Business

EI premiums freeze: A quick guide

The numbers and the arguments at a glance

Finance Minister Jim Flaherty announced on Monday morning that the government will freeze the EI premium rate for employees at current levels until the end of 2016.

What it means for your pockets

The EI premium rate will stay at $1.88 per $100 of insurable earnings in 2014 and won’t rise past that for 2015 and 2016. Absent the freeze, the rate would have climbed to $1.93 per $100 in 2014.

Finance Canada notes in its backgrounder on the topic that the rate freeze means a worker earning $48,600 — the cap for insurable earnings next year — will save $24 in 2014.

CBC, however, notes that higher income employees will still be paying higher payroll taxes next year. That’s because the insurable earnings maximum will climb to $48,600 from the current $47,400. Canadians earning the top insurable amount will be paying $22.56 more than this year.
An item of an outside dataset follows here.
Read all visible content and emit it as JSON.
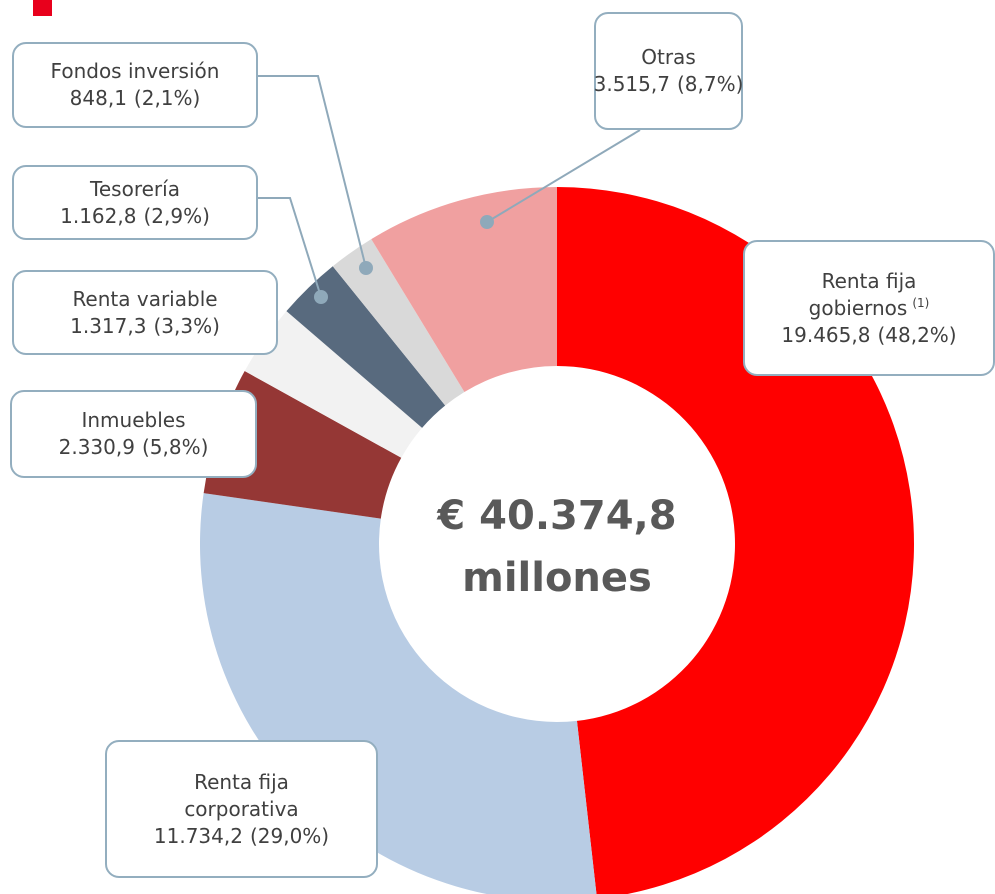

Without the rate freeze, though, they would have be paying $46.56 more.

What it means for employers

For a small business employing 10 people earning the maximum insurable amount, the rate freeze translates into a saving of $340 in 2014, Finance Canada said. (Employers generally pay 1.4 times the amount of their employees’ premiums.)
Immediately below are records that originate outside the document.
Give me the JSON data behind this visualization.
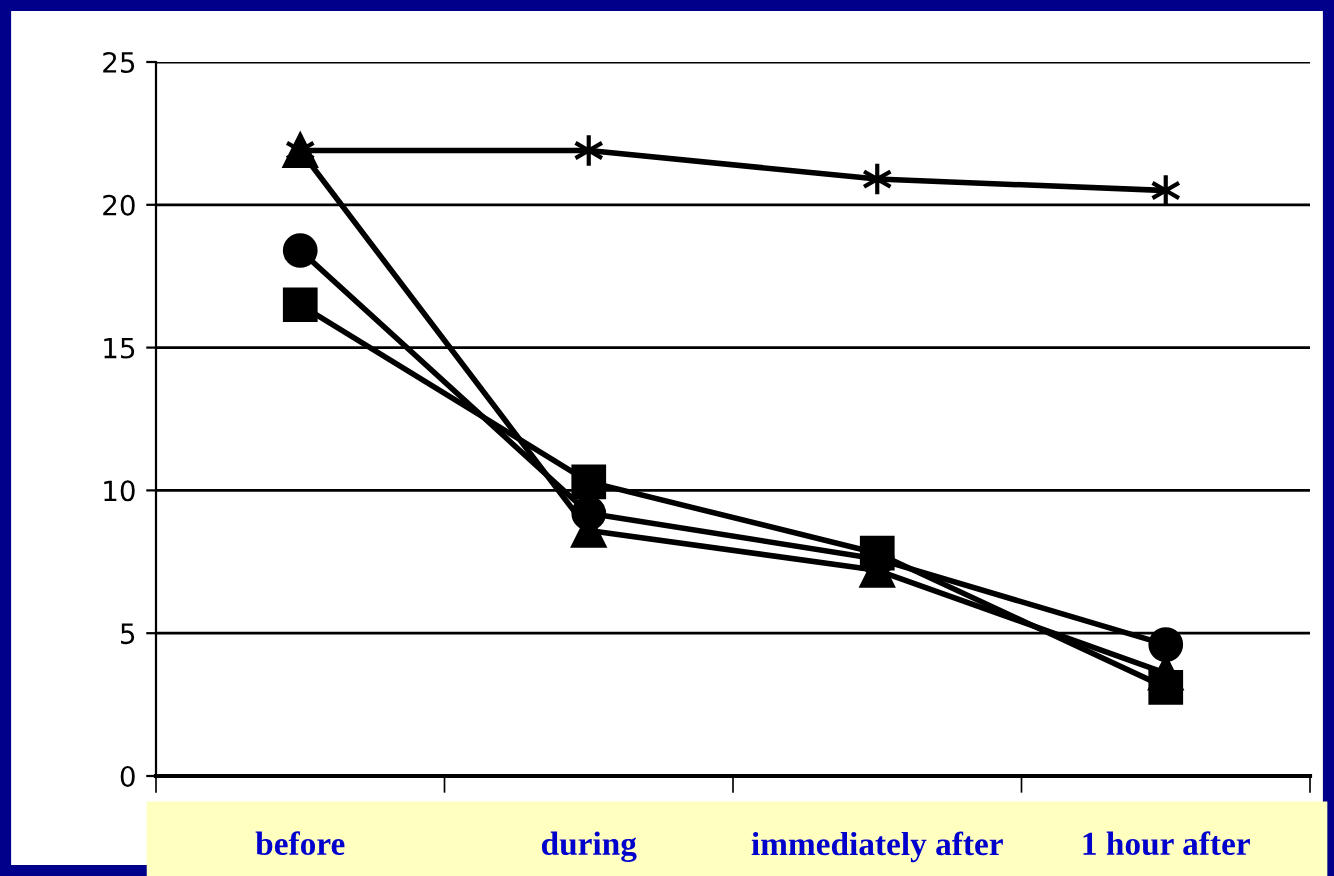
{
  "chart_data": {
    "type": "line",
    "categories": [
      "before",
      "during",
      "immediately after",
      "1 hour after"
    ],
    "series": [
      {
        "color": "#000000",
        "marker": "cross",
        "values": [
          21.9,
          21.9,
          20.9,
          20.5
        ]
      },
      {
        "color": "#000000",
        "marker": "triangle",
        "values": [
          21.9,
          8.6,
          7.2,
          3.6
        ]
      },
      {
        "color": "#000000",
        "marker": "circle",
        "values": [
          18.4,
          9.2,
          7.6,
          4.6
        ]
      },
      {
        "color": "#000000",
        "marker": "square",
        "values": [
          16.5,
          10.3,
          7.8,
          3.1
        ]
      }
    ],
    "ylim": [
      0,
      25
    ],
    "yticks": [
      0,
      5,
      10,
      15,
      20,
      25
    ],
    "grid": "y",
    "legend": false,
    "line_style": "solid"
  }
}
What it means for government coffers

Flaherty has stated the move will leave “$660 million in the pockets of job creators and Canadian workers in 2014 alone.” That means there will be $660 million less next year to fund expenses under the Employment Insurance Act. To put that into perspective, EI benefits paid out to unemployed Canadians in fiscal 2012 amounted to $17.65 billion, according to the Wall Street Journal.

The government says the program can withstand the revenue drop because a) the unemployment rate has been falling and fewer people are applying for benefits. and b) more people working and paying EI premiums.
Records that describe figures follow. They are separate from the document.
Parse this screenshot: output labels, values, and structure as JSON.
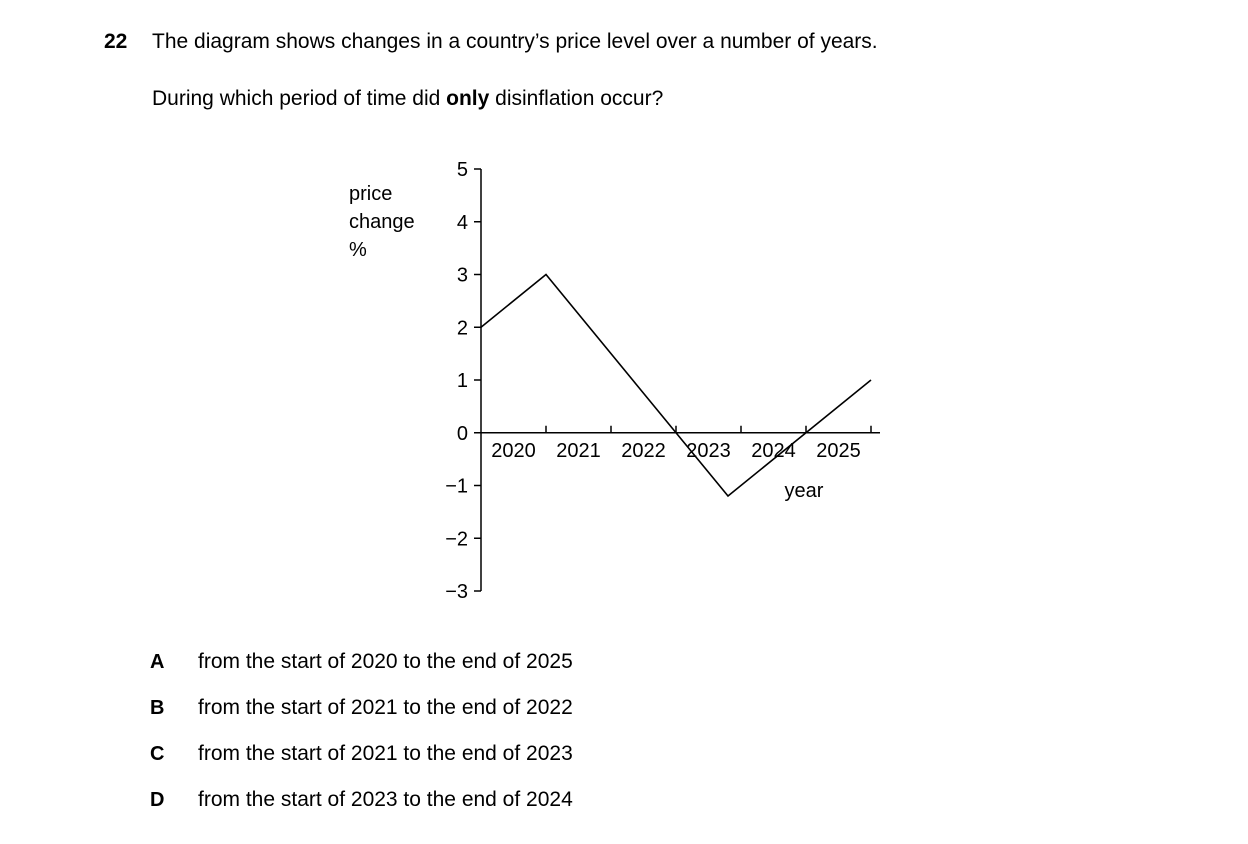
{
  "question": {
    "number": "22",
    "text": "The diagram shows changes in a country’s price level over a number of years.",
    "sub_prefix": "During which period of time did ",
    "sub_bold": "only",
    "sub_suffix": " disinflation occur?"
  },
  "chart_data": {
    "type": "line",
    "ylabel": [
      "price",
      "change",
      "%"
    ],
    "xlabel": "year",
    "ylim": [
      -3,
      5
    ],
    "yticks": [
      5,
      4,
      3,
      2,
      1,
      0,
      -1,
      -2,
      -3
    ],
    "ytick_labels": [
      "5",
      "4",
      "3",
      "2",
      "1",
      "0",
      "−1",
      "−2",
      "−3"
    ],
    "categories": [
      "2020",
      "2021",
      "2022",
      "2023",
      "2024",
      "2025"
    ],
    "series": [
      {
        "x": [
          0,
          1,
          3.8,
          6
        ],
        "y": [
          2,
          3,
          -1.2,
          1
        ]
      }
    ],
    "grid": false
  },
  "options": [
    {
      "letter": "A",
      "text": "from the start of 2020 to the end of 2025"
    },
    {
      "letter": "B",
      "text": "from the start of 2021 to the end of 2022"
    },
    {
      "letter": "C",
      "text": "from the start of 2021 to the end of 2023"
    },
    {
      "letter": "D",
      "text": "from the start of 2023 to the end of 2024"
    }
  ]
}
Flaherty also stressed that the tax freeze will have no impact on the Harper government’s ability to balance the federal budget by 2015. That’s because the EI account “stands by itself,” the minister said. The Globe and Mail, however, notes that: “EI premiums and expenses are listed by Finance Canada as part of overall government revenues and expenses, which can blur the lines between EI funds and government funds. The Liberal government under prime minister Jean Chrétien was accused of raiding the EI fund in order to erase the deficit in the mid-1990s.”

Labour market numbers

Employment numbers have been steadily rising since the end of the recession:

Source: Statistics Canada

And the unemployment rate has been declining:

Source: Statistics Canada

However, the pace of job creation has considerably slowed. Between February and August, the economy produced an average of 12,000 new jobs per month, less than half the 29,000 average of the previous six-month period.

Also, while the labour market churned out 59,000 jobs in August, most of those were part-time gigs, Statistics Canada said last week.

Reactions so far:

The the Canadian Federation of Independent Business is thrilled. The United Steelworkers union much less so. They attribute the reduced number of claimants to Ottawa’s recent limitations on EI eligibility rather than improved job growth.